Progress has caught up with Ogden’s work. He remembers arriving to work early on cold winter mornings to “fire up the boilers” to heat middle school classrooms. Today, a much smaller, computer-controlled furnace does the work. Now, Ogden’s office is in the solid concrete room that once housed the old boilers.
One of Ogden’s primary jobs now is to respond to teacher’s requests for supplies, repairs and other needs. Even this job has changed over the years.
“There used to be a long paper trail created when teachers had specific requests,” he said. “Today they just send me an e-mail.”
Greg Willis, the current principal at LMS, first met Ogden in 1985.
“I thank him for his years of service and dedication to the district and we all wish him well in retirement,” Willis said.
While working in the district’s food service area, Ogden was the recipient of several awards from Office of the Superintendent of Public Instruction.
One of his greatest joys in life was working with his brother, Melvin, when they were both bus drivers, then later starting their own business, South Island Lock and Key, which he still operates. Melvin died five years ago.
Even as Ogden leaves the school, there is still at least one member of his family walking the halls of LMS. His oldest grandson, Christen Williams, is a sixth-grader at LMS.
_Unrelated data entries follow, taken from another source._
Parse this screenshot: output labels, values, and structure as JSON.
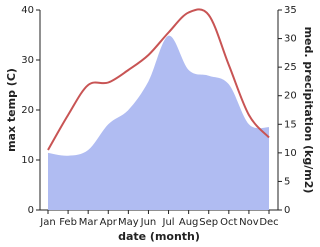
{
  "chart_data": {
    "type": "line",
    "x_label": "date (month)",
    "y_label": "max temp (C)",
    "y2_label": "med. precipitation (kg/m2)",
    "categories": [
      "Jan",
      "Feb",
      "Mar",
      "Apr",
      "May",
      "Jun",
      "Jul",
      "Aug",
      "Sep",
      "Oct",
      "Nov",
      "Dec"
    ],
    "series": [
      {
        "name": "med. precipitation",
        "type": "area",
        "axis": "y2",
        "color": "#b0bcf2",
        "values": [
          10,
          9.5,
          10.5,
          15,
          17.5,
          22.5,
          30.5,
          24.5,
          23.5,
          22,
          15,
          14.5
        ]
      },
      {
        "name": "max temp",
        "type": "line",
        "axis": "y",
        "color": "#c85454",
        "values": [
          12,
          19,
          25,
          25.5,
          28,
          31,
          35.5,
          39.5,
          39,
          29,
          19,
          14.5
        ]
      }
    ],
    "ylim": [
      0,
      40
    ],
    "yticks": [
      0,
      10,
      20,
      30,
      40
    ],
    "y2lim": [
      0,
      35
    ],
    "y2ticks": [
      0,
      5,
      10,
      15,
      20,
      25,
      30,
      35
    ]
  }
}
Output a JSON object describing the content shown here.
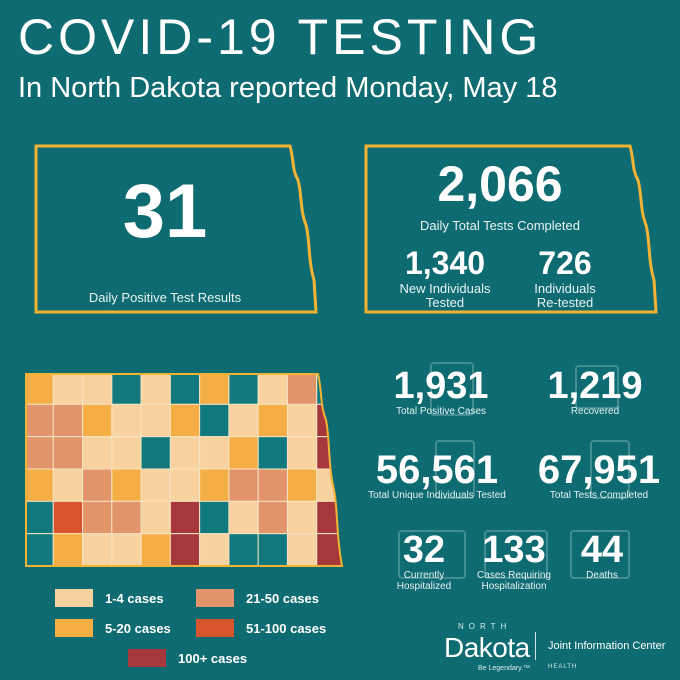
{
  "header": {
    "title": "COVID-19 TESTING",
    "subtitle": "In North Dakota reported Monday, May 18"
  },
  "daily_positive": {
    "value": "31",
    "label": "Daily Positive Test Results"
  },
  "daily_tests": {
    "value": "2,066",
    "label": "Daily Total Tests Completed",
    "new_individuals": {
      "value": "1,340",
      "label_line1": "New Individuals",
      "label_line2": "Tested"
    },
    "retested": {
      "value": "726",
      "label_line1": "Individuals",
      "label_line2": "Re-tested"
    }
  },
  "stats": {
    "total_positive": {
      "value": "1,931",
      "label": "Total Positive Cases"
    },
    "recovered": {
      "value": "1,219",
      "label": "Recovered"
    },
    "unique_tested": {
      "value": "56,561",
      "label": "Total Unique Individuals Tested"
    },
    "total_tests": {
      "value": "67,951",
      "label": "Total Tests Completed"
    },
    "hospitalized": {
      "value": "32",
      "label_line1": "Currently",
      "label_line2": "Hospitalized"
    },
    "requiring_hosp": {
      "value": "133",
      "label_line1": "Cases Requiring",
      "label_line2": "Hospitalization"
    },
    "deaths": {
      "value": "44",
      "label": "Deaths"
    }
  },
  "legend": [
    {
      "label": "1-4 cases",
      "color": "#f8d3a0"
    },
    {
      "label": "21-50 cases",
      "color": "#e2946a"
    },
    {
      "label": "5-20 cases",
      "color": "#f4ae45"
    },
    {
      "label": "51-100 cases",
      "color": "#d8542c"
    },
    {
      "label": "100+ cases",
      "color": "#a6373d"
    }
  ],
  "map": {
    "zero_color": "#11797e",
    "grid": [
      [
        1,
        1,
        1,
        0,
        1,
        0,
        1,
        0,
        1,
        2,
        0
      ],
      [
        2,
        2,
        1,
        1,
        1,
        1,
        0,
        1,
        1,
        1,
        4
      ],
      [
        2,
        2,
        1,
        1,
        0,
        1,
        1,
        1,
        0,
        1,
        4
      ],
      [
        1,
        1,
        2,
        1,
        1,
        1,
        1,
        2,
        2,
        1,
        1
      ],
      [
        0,
        3,
        2,
        2,
        1,
        4,
        0,
        1,
        2,
        1,
        4
      ],
      [
        0,
        1,
        1,
        1,
        1,
        4,
        1,
        0,
        0,
        1,
        4
      ]
    ]
  },
  "footer": {
    "state_small": "NORTH",
    "state": "Dakota",
    "tagline": "Be Legendary.™",
    "divider_text": "Joint Information Center",
    "dept": "HEALTH"
  }
}
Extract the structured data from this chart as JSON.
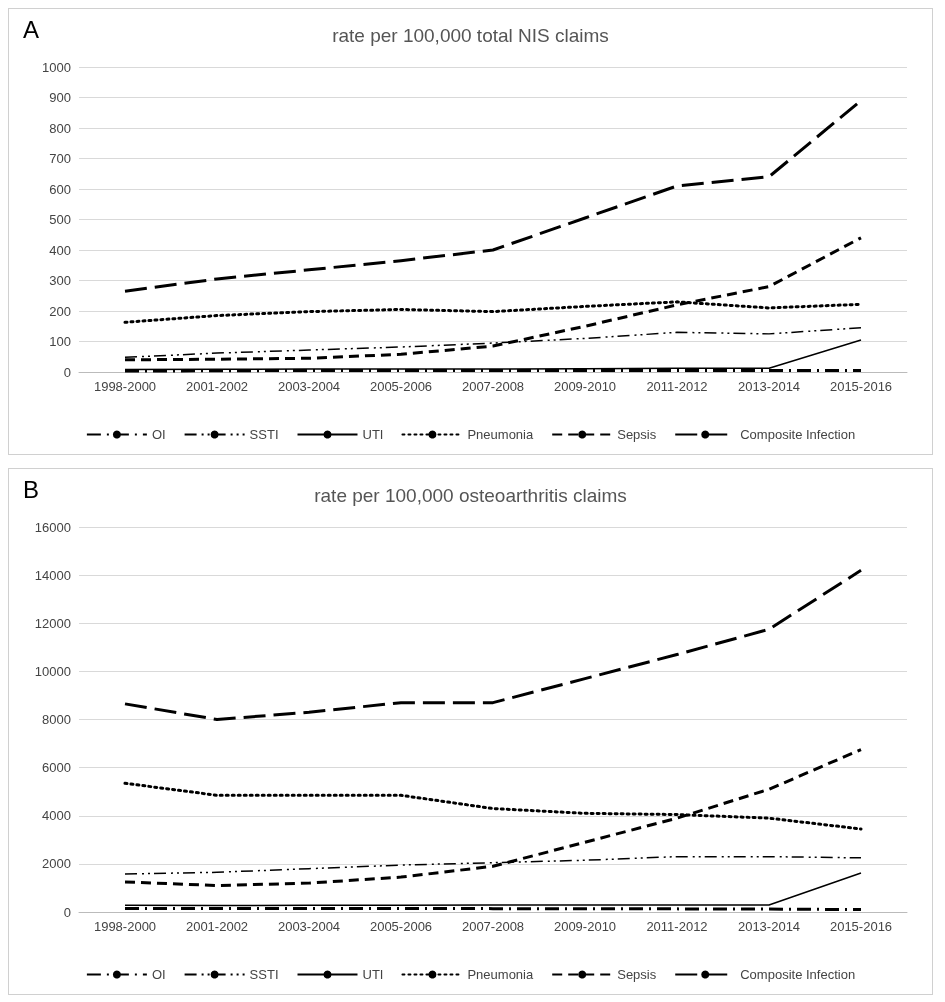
{
  "chart_data": [
    {
      "type": "line",
      "title": "rate per 100,000 total NIS claims",
      "annotations": [
        "A"
      ],
      "categories": [
        "1998-2000",
        "2001-2002",
        "2003-2004",
        "2005-2006",
        "2007-2008",
        "2009-2010",
        "2011-2012",
        "2013-2014",
        "2015-2016"
      ],
      "ylim": [
        0,
        1000
      ],
      "yticks": [
        0,
        100,
        200,
        300,
        400,
        500,
        600,
        700,
        800,
        900,
        1000
      ],
      "grid": "y",
      "legend": "bottom",
      "marker": "none",
      "series": [
        {
          "name": "OI",
          "color": "#000000",
          "line_style": "dashed",
          "values": [
            3,
            4,
            5,
            5,
            5,
            5,
            5,
            5,
            5
          ]
        },
        {
          "name": "SSTI",
          "color": "#000000",
          "line_style": "dashed",
          "values": [
            48,
            62,
            72,
            82,
            95,
            110,
            130,
            125,
            145
          ]
        },
        {
          "name": "UTI",
          "color": "#000000",
          "line_style": "solid",
          "values": [
            8,
            9,
            10,
            10,
            10,
            11,
            12,
            12,
            105
          ]
        },
        {
          "name": "Pneumonia",
          "color": "#000000",
          "line_style": "dotted",
          "values": [
            163,
            185,
            198,
            205,
            198,
            215,
            230,
            210,
            222
          ]
        },
        {
          "name": "Sepsis",
          "color": "#000000",
          "line_style": "dashed",
          "values": [
            40,
            42,
            45,
            58,
            85,
            150,
            220,
            280,
            440
          ]
        },
        {
          "name": "Composite Infection",
          "color": "#000000",
          "line_style": "dashed",
          "values": [
            265,
            305,
            335,
            365,
            400,
            505,
            610,
            640,
            890
          ]
        }
      ]
    },
    {
      "type": "line",
      "title": "rate per 100,000 osteoarthritis claims",
      "annotations": [
        "B"
      ],
      "categories": [
        "1998-2000",
        "2001-2002",
        "2003-2004",
        "2005-2006",
        "2007-2008",
        "2009-2010",
        "2011-2012",
        "2013-2014",
        "2015-2016"
      ],
      "ylim": [
        0,
        16000
      ],
      "yticks": [
        0,
        2000,
        4000,
        6000,
        8000,
        10000,
        12000,
        14000,
        16000
      ],
      "grid": "y",
      "legend": "bottom",
      "marker": "none",
      "series": [
        {
          "name": "OI",
          "color": "#000000",
          "line_style": "dashed",
          "values": [
            150,
            150,
            150,
            150,
            140,
            140,
            130,
            120,
            100
          ]
        },
        {
          "name": "SSTI",
          "color": "#000000",
          "line_style": "dashed",
          "values": [
            1580,
            1650,
            1800,
            1950,
            2050,
            2150,
            2300,
            2300,
            2250
          ]
        },
        {
          "name": "UTI",
          "color": "#000000",
          "line_style": "solid",
          "values": [
            280,
            270,
            280,
            280,
            290,
            290,
            290,
            290,
            1620
          ]
        },
        {
          "name": "Pneumonia",
          "color": "#000000",
          "line_style": "dotted",
          "values": [
            5350,
            4850,
            4850,
            4850,
            4300,
            4100,
            4050,
            3900,
            3450
          ]
        },
        {
          "name": "Sepsis",
          "color": "#000000",
          "line_style": "dashed",
          "values": [
            1250,
            1100,
            1200,
            1450,
            1900,
            2900,
            3900,
            5100,
            6750
          ]
        },
        {
          "name": "Composite Infection",
          "color": "#000000",
          "line_style": "dashed",
          "values": [
            8650,
            8000,
            8300,
            8700,
            8700,
            9700,
            10700,
            11750,
            14200
          ]
        }
      ]
    }
  ]
}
“I told Christen now that I’m going ‘It’s all yours.’”
Williams visits his grandfather in his office everyday and said he will miss having him at school.
“But I get to see him at home, so it’s OK,” he said.
Ogden’s final day is Oct. 31, Halloween.
“It’s no trick,” Ogden said with a smile. “I am really retiring.”
As he heads into retirement, Ogden is grateful that he gets to retire at age 50.
“My wife and I have a lot of plans,” he said. “I know my life is going to be totally different, now that it won’t be centered around the schools.”
To start, Ogden will be donning hat — a helmet to go with his new motorcycle. But he’ll still wave at the children on school busses when he sees them out one the road.